Background
Symptoms are a core concept of nursing interest. Large-scale secondary data reuse of notes in electronic health records (EHRs) has the potential to increase the quantity and quality of symptom research. However, the symptom language used in clinical notes is complex. A need exists for methods designed specifically to identify and study symptom information from EHR notes.Objectives
We aim to describe a method that combines standardized vocabularies, clinical expertise, and natural language processing to generate comprehensive symptom vocabularies and identify symptom information in EHR notes. We piloted this method with five diverse symptom concepts: constipation, depressed mood, disturbed sleep, fatigue, and palpitations.Methods
First, we obtained synonym lists for each pilot symptom concept from the Unified Medical Language System. Then, we used two large bodies of text (clinical notes from Columbia University Irving Medical Center and PubMed abstracts containing Medical Subject Headings or key words related to the pilot symptoms) to further expand our initial vocabulary of synonyms for each pilot symptom concept.
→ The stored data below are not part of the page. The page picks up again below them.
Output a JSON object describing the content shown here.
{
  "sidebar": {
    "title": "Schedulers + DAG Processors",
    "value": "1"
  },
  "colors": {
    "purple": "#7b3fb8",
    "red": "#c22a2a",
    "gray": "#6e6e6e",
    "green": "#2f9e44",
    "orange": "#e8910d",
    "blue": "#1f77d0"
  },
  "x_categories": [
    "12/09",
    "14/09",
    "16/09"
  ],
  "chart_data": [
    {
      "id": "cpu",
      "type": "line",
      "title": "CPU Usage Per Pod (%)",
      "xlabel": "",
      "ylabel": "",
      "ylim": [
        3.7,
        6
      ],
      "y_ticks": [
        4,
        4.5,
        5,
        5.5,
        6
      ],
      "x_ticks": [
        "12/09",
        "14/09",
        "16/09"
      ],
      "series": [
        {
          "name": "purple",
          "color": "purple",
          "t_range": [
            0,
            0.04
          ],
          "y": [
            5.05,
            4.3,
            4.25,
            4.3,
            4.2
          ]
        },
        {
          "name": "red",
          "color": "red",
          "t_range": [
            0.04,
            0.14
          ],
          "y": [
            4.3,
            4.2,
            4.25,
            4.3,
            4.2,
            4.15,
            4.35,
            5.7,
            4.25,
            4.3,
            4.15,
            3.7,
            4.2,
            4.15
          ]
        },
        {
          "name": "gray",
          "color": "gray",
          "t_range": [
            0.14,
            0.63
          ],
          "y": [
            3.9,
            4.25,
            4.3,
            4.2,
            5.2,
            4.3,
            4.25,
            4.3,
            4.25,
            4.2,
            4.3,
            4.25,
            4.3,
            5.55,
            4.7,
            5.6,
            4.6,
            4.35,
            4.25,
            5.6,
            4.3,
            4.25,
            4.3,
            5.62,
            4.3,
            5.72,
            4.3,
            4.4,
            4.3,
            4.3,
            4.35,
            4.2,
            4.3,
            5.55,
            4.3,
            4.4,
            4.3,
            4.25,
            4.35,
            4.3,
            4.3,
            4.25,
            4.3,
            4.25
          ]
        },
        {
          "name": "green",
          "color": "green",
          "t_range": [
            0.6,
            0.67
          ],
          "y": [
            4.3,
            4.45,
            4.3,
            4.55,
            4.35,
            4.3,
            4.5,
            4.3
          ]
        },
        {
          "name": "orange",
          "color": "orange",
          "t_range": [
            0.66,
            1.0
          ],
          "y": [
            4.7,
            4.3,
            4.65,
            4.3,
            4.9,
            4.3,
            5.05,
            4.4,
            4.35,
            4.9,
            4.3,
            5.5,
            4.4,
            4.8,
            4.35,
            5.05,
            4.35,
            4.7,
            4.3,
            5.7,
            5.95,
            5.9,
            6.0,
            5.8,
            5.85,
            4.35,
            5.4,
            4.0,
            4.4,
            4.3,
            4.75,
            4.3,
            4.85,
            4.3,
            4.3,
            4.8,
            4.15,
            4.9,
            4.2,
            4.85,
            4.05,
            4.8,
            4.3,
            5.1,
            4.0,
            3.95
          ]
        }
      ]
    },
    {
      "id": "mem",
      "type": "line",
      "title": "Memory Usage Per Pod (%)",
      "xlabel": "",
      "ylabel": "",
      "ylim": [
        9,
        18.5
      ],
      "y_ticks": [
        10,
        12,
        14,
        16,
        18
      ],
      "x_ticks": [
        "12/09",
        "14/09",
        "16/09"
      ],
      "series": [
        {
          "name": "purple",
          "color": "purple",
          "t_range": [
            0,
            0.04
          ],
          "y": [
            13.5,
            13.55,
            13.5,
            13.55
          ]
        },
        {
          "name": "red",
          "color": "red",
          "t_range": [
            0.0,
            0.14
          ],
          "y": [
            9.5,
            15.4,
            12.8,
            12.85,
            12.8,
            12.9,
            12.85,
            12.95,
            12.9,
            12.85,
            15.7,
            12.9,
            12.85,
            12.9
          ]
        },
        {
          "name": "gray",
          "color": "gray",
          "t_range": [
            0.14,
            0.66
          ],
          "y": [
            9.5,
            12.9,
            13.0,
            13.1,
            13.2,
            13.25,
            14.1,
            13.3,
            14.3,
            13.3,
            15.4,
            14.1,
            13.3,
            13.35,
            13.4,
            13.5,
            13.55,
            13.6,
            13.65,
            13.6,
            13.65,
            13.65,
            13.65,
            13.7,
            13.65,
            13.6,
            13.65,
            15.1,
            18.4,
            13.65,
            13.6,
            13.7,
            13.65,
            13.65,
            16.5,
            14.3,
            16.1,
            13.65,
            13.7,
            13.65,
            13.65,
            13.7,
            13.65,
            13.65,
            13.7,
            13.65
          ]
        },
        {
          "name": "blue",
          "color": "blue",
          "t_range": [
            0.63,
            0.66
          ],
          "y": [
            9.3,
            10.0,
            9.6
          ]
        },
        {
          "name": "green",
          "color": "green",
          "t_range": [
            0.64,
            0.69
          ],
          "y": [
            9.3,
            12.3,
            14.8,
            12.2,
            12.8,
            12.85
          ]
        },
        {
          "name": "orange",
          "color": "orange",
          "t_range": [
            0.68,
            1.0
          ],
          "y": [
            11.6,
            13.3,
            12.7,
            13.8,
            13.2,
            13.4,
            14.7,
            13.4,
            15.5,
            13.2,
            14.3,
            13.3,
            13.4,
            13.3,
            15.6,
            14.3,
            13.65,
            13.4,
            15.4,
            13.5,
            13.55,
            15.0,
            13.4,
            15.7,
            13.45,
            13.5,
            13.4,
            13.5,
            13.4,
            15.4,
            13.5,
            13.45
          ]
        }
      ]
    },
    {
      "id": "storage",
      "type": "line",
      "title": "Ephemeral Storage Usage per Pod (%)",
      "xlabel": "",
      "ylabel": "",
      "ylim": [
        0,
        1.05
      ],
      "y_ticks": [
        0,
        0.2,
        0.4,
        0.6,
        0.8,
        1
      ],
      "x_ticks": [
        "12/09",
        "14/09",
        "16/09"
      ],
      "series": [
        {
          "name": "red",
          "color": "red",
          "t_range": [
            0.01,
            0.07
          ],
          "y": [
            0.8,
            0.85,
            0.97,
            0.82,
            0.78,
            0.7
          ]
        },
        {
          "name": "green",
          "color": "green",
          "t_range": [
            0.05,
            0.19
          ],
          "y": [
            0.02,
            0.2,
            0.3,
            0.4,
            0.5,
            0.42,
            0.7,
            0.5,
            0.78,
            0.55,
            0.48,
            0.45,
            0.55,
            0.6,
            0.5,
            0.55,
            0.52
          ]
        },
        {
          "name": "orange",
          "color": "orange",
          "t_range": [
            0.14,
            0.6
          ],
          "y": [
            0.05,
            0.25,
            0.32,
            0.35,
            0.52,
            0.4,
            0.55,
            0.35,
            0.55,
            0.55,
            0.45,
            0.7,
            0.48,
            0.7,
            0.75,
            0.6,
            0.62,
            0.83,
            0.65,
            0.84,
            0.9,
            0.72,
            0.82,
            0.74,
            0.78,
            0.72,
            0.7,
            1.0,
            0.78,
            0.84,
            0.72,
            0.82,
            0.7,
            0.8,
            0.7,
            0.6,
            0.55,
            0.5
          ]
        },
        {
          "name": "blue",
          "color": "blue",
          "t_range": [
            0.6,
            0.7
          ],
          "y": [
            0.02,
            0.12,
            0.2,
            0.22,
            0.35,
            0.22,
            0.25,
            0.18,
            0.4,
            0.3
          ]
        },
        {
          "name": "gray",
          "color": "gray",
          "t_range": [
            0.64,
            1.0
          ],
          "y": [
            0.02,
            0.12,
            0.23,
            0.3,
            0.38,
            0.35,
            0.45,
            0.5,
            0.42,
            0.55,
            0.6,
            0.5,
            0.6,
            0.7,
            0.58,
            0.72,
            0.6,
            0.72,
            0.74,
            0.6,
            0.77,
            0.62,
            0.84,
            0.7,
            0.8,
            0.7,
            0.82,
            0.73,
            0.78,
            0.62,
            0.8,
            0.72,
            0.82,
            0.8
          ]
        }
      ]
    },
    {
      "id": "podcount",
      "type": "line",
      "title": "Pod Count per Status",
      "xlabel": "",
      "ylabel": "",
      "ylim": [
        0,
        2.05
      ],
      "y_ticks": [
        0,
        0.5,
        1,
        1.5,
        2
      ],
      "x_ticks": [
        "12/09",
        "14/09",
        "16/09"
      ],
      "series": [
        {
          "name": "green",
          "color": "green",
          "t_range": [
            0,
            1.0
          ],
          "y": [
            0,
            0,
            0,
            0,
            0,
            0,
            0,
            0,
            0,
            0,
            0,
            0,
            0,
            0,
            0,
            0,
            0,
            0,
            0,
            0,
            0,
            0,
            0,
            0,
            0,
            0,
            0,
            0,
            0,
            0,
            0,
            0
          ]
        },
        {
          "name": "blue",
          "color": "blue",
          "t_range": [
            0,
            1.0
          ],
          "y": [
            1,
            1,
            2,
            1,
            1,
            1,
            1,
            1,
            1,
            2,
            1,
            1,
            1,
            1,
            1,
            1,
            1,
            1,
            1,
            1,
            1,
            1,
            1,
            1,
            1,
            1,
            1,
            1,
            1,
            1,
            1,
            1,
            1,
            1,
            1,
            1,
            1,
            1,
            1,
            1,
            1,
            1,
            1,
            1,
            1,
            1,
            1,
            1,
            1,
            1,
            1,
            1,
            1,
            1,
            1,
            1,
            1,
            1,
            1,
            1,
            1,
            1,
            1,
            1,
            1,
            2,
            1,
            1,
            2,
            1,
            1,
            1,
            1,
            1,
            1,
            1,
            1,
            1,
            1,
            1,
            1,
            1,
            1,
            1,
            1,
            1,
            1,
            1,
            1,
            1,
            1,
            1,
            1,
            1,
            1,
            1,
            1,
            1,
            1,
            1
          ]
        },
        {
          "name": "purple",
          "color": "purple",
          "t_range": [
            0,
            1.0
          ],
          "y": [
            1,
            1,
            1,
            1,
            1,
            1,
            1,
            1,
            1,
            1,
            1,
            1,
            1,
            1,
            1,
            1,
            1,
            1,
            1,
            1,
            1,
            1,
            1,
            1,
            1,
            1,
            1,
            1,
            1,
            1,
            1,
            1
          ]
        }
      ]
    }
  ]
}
We used NimbleMiner, an open-source natural language processing tool, to accomplish these tasks and evaluated NimbleMiner symptom identification performance by comparison to a manually annotated set of nurse- and physician-authored common EHR note types.Results
Compared to the baseline Unified Medical Language System synonym lists, we identified up to 11 times more additional synonym words or expressions, including abbreviations, misspellings, and unique multiword combinations, for each symptom concept. Natural language processing system symptom identification performance was excellent.Discussion
Using our comprehensive symptom vocabularies and NimbleMiner to label symptoms in clinical notes produced excellent performance metrics. The ability to extract symptom information from EHR notes in an accurate and scalable manner has the potential to greatly facilitate symptom science research.